Quand Grünne avait ouvert le coffre pour y déposer la cassette, deux jours plus tôt, le général de division avait pu voir les deux premiers chiffres de la combinaison. Les quatre suivants allaient de soi. Il s’agissait sans doute d’un zéro, d’un huit, d’un trois et à nouveau d’un zéro. La plupart des gens utilisaient leur date de naissance pour concevoir un code. Königsegg supposait qu’en cela l’empereur n’était pas différent des autres.
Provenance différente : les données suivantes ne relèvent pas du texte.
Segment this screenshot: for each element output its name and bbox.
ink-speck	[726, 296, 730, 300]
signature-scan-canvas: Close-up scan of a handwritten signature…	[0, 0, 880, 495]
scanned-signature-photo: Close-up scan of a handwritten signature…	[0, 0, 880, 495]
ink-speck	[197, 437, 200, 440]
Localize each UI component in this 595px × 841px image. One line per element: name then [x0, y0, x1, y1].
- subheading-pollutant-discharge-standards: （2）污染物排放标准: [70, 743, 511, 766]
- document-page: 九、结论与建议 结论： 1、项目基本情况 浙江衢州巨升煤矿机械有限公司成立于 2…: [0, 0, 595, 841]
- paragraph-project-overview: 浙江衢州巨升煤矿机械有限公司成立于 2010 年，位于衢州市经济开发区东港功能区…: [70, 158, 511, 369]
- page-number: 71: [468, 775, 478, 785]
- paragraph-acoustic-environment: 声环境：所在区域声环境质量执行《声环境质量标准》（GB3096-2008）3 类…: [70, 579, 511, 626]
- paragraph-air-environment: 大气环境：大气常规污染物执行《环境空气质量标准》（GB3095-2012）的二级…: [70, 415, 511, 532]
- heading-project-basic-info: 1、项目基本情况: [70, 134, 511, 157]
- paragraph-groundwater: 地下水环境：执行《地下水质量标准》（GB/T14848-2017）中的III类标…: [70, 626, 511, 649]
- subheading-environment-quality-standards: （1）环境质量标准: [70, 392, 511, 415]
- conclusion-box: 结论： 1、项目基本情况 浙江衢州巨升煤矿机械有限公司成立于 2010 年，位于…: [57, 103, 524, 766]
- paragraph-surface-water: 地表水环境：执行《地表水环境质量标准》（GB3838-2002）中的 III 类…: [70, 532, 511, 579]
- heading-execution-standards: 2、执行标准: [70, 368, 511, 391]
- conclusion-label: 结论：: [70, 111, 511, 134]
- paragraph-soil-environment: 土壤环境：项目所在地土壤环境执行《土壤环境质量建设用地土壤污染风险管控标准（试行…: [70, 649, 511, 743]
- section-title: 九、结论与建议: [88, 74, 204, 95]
Il s’agenouilla, dirigea le faisceau de la lanterne sourde vers le cadran à dix chiffres, gros comme le poing, et arrêta l’aiguille devant le un. Avant chaque nouvelle rotation, il laissait au mystérieux mécanisme de la serrure le temps de s’enclencher. Lorsqu’il eut composé le dernier chiffre, il constata que la sueur perlait à son front et que ses mains tremblaient. Malgré tout, il baissa l’imposante poignée, de la taille de son avant-bras, et tira sur la porte avec précaution. Elle s’ouvrit sans peine. Comme elle était bien huilée, elle ne grinça même pas. Königsegg poussa un soupir de soulagement.

La cassette se trouvait à l’endroit où Grünne l’avait laissée, c’est-à-dire sur l’étagère du milieu. Il s’agissait d’un insignifiant coffret en métal, recouvert de velours vert, qui rappelait immanquablement les boîtes de confiseries de chez Demel, le pâtissier de la Cour à Vienne. Le général de division tendit le bras et l’ouvrit.

Le collier, fixé sur un coussin en velours, était encore plus beau et plus massif que dans son souvenir. Les douze médaillons ovales, dont chacun montrait le profil d’une impératrice romaine, étaient reliés par une chaîne travaillée avec art. Ils produisaient le bruit à la fois clair et sonore des objets en or pur quand ils cognent les uns contre les autres. C’était, pensa-t-il, un de ces bijoux jadis gardés par des dragons et causes de guerres sanglantes. Il devait peser une petite livre. Königsegg ignorait le prix exact de l’or, mais cette somme suffirait à coup sûr pour rembourser ses dettes.

Il enfouit le collier dans une poche de son uniforme, rangea la cassette et referma la lourde porte du coffre-fort. Puis il refit le chemin en sens inverse en prenant soin de ne pas poser les talons. Sur le seuil du cabinet de travail, il s’arrêta un instant et promena le faisceau de la lampe sourde à travers la pièce pour vérifier qu’il n’avait laissé aucune trace. Il y avait peu de chances que quiconque ouvre le coffre-fort dans les prochaines vingt-quatre heures. Il y avait même très peu de chances que quiconque pénètre dans le cabinet de travail avant l’arrivée de l’empereur. Si tout se déroulait comme prévu, il pourrait donc remettre le collier à sa place la nuit suivante.